Salomone spaccava il capello. La sua pignoleria a favore delle cose fatte con giustizia era proverbiale. Alcuni dicevano che era colpa del suo nome. Altri sostenevano che qualcosa nella sua testa non girava per il verso giusto. Quale che fosse la ragione il suo modo di fare era insopportabile. Qualunque cosa era perfettibile secondo lui e stava addosso a chiunque per far notare gli errori, grossolani o minuscoli che fossero. Riusciva a capire perfino le intenzioni dalle espressioni dei volti, prima ancora che le persone avessero modo di sbagliare. Ben presto Salomone rimase senza amici, senza fidanzata, e soprattutto senza lavoro. A casa suo padre lo sopportava a malapena e la madre, con gli occhi sempre gonfi, cercava di passargli qualche coccola o qualche banconota. Sempre che fosse in grado di dare una buona ragione al suo gesto, altrimenti Salomone era capace di privarsene senza apparente sacrificio.

Un giorno, durante una delle sue passeggiate solitarie poiché tutti si allontanavano dalla sua strada appena lo intravedevano, Salomone si sentì colpire in fronte. Si fermò per capire cosa fosse accaduto. Mentre era sovrappensiero la sua fronte alta aveva sbattuto contro un ramo che penzolava fuori dalle mura di un giardino. In fondo al ramo stava appeso il frutto più bello e perfetto che avesse mai visto. Non ne conosceva il nome e neppure le caratteristiche, ma qualcosa gli suggeriva che fosse davvero delizioso. Il suo profumo tormentava le narici e lo stomaco, che da qualche tempo accoglieva cibo in quantità insufficiente per un giovanotto della sua statura. Salomone allungò istintivamente la mano, ma subito la fermò a mezz’aria, domandandosi se il gesto che si apprestava a compiere fosse legittimo. Il frutto apparteneva a qualcuno, i proprietari del giardino, e tuttavia penzolava fuori dei confini del giardino stesso, sottraendosi in qualche modo alla proprietà. Il suo pensiero sorrise a quest’ultima versione, e soprattutto sorrise lo stomaco che fece sbilanciare velocemente la volontà di Salomone. O per meglio dire…voracemente, visto che divorò il frutto in pochi secondi. Alla stessa velocità il senso di colpa divorò Salomone. Le ultime gocce di succo gli andarono per traverso, doveva essere per questo che gli spuntarono le prime gocce di lacrime. Come aveva potuto essere tanto avido e ingiusto? Lui che aveva sempre additato gli altri, ritirò istintivamente le mani nelle tasche e si allontanò ingobbito. La sera lo sorprese pensieroso, seduto su un muretto di periferia. Il sole tramontava insieme alla sua pignoleria.
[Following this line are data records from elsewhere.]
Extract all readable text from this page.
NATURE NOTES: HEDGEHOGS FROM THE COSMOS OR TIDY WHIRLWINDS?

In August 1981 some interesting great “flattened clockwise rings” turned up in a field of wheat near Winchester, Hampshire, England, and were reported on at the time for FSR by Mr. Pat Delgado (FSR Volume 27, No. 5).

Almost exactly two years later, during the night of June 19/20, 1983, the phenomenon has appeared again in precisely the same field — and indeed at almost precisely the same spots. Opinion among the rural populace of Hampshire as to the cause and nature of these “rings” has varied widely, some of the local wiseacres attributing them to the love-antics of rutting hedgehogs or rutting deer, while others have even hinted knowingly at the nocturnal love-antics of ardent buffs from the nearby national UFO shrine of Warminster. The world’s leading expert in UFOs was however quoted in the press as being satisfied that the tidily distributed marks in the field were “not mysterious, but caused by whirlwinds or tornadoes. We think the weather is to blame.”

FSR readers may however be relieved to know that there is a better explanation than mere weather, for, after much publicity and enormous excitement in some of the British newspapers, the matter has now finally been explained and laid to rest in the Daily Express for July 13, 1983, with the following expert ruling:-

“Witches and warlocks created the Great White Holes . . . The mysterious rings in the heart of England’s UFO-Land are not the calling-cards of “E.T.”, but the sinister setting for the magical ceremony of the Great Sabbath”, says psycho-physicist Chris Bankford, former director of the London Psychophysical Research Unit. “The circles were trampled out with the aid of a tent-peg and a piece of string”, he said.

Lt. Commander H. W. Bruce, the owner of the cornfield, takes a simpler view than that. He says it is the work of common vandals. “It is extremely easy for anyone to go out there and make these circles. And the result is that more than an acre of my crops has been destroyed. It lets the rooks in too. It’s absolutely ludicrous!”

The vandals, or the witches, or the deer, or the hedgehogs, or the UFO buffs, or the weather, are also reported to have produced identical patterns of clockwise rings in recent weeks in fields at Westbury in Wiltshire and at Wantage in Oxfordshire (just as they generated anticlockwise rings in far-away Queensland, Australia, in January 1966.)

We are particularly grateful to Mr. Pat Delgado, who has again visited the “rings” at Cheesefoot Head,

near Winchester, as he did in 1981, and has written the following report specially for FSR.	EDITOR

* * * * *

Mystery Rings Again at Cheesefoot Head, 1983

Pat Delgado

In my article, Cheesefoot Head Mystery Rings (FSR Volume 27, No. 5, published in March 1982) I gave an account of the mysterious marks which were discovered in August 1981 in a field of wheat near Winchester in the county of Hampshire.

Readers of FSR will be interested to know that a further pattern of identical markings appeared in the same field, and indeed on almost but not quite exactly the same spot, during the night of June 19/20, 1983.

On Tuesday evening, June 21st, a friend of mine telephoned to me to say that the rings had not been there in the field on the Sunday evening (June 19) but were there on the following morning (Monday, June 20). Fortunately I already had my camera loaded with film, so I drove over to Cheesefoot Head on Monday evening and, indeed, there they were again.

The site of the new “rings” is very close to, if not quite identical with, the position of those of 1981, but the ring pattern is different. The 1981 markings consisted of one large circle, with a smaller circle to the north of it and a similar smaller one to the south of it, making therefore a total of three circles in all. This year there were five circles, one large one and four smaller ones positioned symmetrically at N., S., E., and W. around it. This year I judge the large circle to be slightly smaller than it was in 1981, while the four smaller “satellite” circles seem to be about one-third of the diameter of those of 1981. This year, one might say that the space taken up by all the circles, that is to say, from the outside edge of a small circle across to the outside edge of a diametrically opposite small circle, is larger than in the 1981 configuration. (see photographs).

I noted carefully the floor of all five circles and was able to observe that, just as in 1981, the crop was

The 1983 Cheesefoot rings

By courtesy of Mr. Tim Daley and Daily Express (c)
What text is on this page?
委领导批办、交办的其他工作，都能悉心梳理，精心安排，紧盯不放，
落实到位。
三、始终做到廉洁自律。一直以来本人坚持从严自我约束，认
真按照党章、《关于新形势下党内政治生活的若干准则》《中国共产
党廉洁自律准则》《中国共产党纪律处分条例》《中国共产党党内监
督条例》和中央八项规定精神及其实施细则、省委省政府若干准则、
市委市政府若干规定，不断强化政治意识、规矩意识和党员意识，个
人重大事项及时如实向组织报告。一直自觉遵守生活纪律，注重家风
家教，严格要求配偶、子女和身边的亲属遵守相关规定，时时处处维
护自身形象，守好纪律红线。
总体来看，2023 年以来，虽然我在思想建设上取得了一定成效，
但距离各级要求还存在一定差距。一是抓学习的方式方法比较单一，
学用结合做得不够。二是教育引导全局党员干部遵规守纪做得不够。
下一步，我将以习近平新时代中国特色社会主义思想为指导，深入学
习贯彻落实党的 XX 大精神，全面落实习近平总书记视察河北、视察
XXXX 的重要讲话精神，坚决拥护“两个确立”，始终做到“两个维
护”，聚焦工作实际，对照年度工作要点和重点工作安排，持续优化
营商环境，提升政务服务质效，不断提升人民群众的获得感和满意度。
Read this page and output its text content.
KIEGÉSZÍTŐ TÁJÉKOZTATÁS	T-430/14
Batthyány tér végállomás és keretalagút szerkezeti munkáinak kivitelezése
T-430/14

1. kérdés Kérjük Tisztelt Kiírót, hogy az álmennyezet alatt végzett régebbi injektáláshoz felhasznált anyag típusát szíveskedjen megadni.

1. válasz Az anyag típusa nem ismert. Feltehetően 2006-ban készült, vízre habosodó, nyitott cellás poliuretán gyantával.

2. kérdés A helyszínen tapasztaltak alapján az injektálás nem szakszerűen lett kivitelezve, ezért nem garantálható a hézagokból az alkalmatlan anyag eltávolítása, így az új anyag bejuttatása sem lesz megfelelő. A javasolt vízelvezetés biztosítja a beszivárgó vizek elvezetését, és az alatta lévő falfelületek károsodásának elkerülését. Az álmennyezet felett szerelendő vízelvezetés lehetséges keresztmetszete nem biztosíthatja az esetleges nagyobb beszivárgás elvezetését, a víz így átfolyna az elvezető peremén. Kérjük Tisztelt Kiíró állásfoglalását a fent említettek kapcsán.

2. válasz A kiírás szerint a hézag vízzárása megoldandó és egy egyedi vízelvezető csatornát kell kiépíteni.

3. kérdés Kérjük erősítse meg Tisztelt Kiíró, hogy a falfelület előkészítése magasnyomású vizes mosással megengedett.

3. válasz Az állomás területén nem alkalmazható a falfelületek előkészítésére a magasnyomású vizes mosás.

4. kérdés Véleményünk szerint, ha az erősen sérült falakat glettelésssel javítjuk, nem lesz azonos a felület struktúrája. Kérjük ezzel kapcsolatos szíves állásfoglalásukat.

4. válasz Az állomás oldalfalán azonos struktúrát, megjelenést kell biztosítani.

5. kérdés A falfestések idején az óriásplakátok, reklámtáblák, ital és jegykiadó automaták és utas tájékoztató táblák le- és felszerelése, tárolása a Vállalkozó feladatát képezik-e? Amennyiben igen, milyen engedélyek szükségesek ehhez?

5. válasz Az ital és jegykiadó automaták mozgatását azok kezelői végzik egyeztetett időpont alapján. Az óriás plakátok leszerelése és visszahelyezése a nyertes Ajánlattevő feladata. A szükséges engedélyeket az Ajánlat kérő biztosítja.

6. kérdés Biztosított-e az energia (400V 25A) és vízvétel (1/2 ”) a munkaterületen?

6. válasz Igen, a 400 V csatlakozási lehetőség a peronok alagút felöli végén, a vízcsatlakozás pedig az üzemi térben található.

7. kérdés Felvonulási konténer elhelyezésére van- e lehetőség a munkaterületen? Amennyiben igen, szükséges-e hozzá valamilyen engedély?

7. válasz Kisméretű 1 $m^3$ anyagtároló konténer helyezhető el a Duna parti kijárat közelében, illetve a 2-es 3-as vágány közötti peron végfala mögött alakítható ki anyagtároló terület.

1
Rientrò mogio a casa mentre stringeva ancora il nòcciolo del frutto dentro al palmo della mano. Lo avrebbe conservato per fare memoria del suo misfatto, per tutto il tempo che sarebbe stato necessario.

Le persone non compresero mai il cambiamento che avvenne improvvisamente in Salomone, ma dalla sorpresa passarono al sollievo e dal sollievo alla simpatia. Dalla simpatia all’ammirazione, e così via. In breve tempo Salomone ritrovò il lavoro, le amicizie, l’amore. E seminò un nòcciolo misterioso in fondo al suo giardino.

Passarono quasi tutti i giorni della sua vita e quando si accorse di non riuscire più a vedersi nello specchio, chiamò vicino a sé il nipote solitario, che assomigliava troppo al vecchio Salomone spacca capello. Gli raccontò dell’albero straordinario cresciuto nel segreto del giardino e gli raccomandò di cogliere il primo frutto che avesse prodotto. Con ogni cautela e riverenza avrebbe dovuto portarlo in dono alla famiglia a cui lui stesso lo aveva sottratto. Il nipote pensò che il vecchio si fosse rimbambito, ma pure ascoltò, per senso di giustizia, ciò che gli veniva detto. Promise di esaudire il nonno e questi, sapendo di aver lasciato il suo desiderio in ottime mani, partì serenamente per il suo ultimo viaggio.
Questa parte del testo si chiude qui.